Cobble Hill People: Marisa Catalina Casey, founder of Starting Artists

Marisa Catalina Casey

On a recent Monday evening just before the after-school program concluded, Starting Artists was abuzz. Having completed that day’s lesson—visualizing poetry—a dozen or so students were now working collaboratively on their projects, or, like intern and LaGuardia High School student Duncan McInnes, helping others bring their ideas to life on one of the many computers in the room.

A three-year veteran of Starting Artists, McInnes, now 15, is very aware of the impact the program has had on his life. “When I was pre-Starting Artists, whenever somebody said, ‘artists,’ I really only thought of classic arts, like painting and selling artwork in galleries,” he said. “I didn’t think about the business side, or even running a company, or organization, or firm based around design or graphic arts.”
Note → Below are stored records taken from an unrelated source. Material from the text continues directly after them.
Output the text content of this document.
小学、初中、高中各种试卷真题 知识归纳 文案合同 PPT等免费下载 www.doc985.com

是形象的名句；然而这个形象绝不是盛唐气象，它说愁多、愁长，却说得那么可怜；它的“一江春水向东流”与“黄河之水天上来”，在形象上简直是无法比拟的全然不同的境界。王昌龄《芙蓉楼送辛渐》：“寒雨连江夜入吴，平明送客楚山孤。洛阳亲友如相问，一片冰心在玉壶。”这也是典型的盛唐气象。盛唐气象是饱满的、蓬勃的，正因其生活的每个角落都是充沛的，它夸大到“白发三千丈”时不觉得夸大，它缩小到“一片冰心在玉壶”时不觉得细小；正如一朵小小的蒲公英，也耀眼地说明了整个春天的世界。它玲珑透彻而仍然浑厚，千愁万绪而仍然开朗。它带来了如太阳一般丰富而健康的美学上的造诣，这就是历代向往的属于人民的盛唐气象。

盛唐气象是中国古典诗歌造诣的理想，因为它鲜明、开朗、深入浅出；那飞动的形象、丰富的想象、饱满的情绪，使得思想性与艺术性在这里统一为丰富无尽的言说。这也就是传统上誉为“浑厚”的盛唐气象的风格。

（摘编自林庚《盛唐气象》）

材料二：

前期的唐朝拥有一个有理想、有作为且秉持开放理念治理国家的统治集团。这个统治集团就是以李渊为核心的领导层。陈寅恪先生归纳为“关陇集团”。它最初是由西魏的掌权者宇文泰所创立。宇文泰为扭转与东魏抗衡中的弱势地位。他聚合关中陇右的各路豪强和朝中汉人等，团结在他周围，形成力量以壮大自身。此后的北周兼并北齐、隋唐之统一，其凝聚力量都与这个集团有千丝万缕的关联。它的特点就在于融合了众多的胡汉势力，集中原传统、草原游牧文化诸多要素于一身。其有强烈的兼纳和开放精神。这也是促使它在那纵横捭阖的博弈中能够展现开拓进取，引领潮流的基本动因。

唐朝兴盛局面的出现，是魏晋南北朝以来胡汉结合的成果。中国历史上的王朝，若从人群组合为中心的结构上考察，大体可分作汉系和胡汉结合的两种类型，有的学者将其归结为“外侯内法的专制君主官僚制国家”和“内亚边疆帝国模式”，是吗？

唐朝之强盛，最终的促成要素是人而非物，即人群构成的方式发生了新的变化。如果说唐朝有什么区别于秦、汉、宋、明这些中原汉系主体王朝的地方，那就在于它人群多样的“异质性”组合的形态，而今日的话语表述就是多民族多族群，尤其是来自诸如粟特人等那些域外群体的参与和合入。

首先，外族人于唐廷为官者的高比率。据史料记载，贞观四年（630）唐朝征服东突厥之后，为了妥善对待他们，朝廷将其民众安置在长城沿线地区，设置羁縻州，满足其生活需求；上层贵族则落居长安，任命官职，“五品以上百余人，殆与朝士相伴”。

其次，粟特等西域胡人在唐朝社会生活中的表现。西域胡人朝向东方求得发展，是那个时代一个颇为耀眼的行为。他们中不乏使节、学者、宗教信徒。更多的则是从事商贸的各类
An attitude like that is music to founder Marisa Catalina Casey’s ears. “I think that’s a really important part of why we’re Starting Artists,” she said. “And not starving artists.”

Casey, 30, insists there’s room for all kinds of creativity at her nonprofit, which she founded in 2006. Her goal was not only to enhance artistic ability and nurture creative tendencies, but to incorporate a skill not normally associated with the arts: entrepreneurship.

“Our motto is, ‘Get Inspired, Get Creative, Get to Work,’” Casey, a Cobble Hill resident, said. “Some of our students are creative, but need the inspiration and need to learn how to get to work with it. Some students get to work, and just do it, and do it, and do it, and don’t think about the inspiration.”

Starting Artists offers numerous programs, like a popular three-hour after-school class for kids 10 to 19 years old; private night workshops; prep for entry to arts high schools; and a creative entrepreneurship club that offers its services to other non-profits.

Casey and Mark, a student

For Casey, the idea for Starting Artists always seemed like a fairly obvious one. “I knew that this is what I would have done or would have wanted when I was young,” she said.

An ACL injury her junior year of high school prevented Casey from playing soccer, but instead of wallowing, the Massachusetts native chose to focus on photography, which had always been a passion. It was in the darkroom that Casey, who is adopted, came up with the idea to take pictures of other adopted kids in the New England area, and to make and sell a calendar of these photographs.

She executed the project to near perfection, and donated the proceeds to orphanages around the world. A few years later, she repeated the exercise, enlisted a higher quality printer, and sold the calendar at Barnes & Noble, again donating the money to the orphanages.

Realizing she had found her calling—social entrepreneurship—Casey wondered why her creative friends weren’t acting on their own similar instincts. “Maybe they need more support, maybe they need an organization, or space where they feel comfortable to do it,” she remembered thinking at the time.

The fiery Casey has, she hopes, created that space. After enlisting her fellow graduate students at Columbia University to do a survey of the needs of students in underserved areas, Casey discovered that an extra-curricular arts program was just the thing.

By teaching a generation of computer literate learners how to combine their artistic nature with their technical skills, Starting Artists is showing students that being an artist can be a lucrative profession, despite the reputation to the contrary.

hard at work

Adobe Audition programs like InDesign, Photoshop, After Effects, and Flash give kids “a new sort of tool to take what they already have learned, or what they’re exploring with their drawing, with their painting, with their sculpture, to the next level,” Casey said. She added, “They’re going to be so far ahead of the curve, they’re going to be able to get those positions at ad firms, at creative agencies, graphic design firms.”

Though they won’t be resigning the lease on their brightly-decorated Cobble Hill space, Casey hopes to keep Starting Artists close to the “thriving community of artists, and students, and families” that she has called home for nearly ten years.

“If anybody has space they want to donate to us,” she said, leaning into the microphone for emphasis, “We do a great service, and we do it for little or no cost.”

And for the hundred or so kids who pass through its doors each week, Starting Artists has become more than just an extra-curricular activity. “Kids say all the time, ‘This is like my home, this is my community, this is my family,’” Casey said, unable to suppress a smile. “I love hearing that.”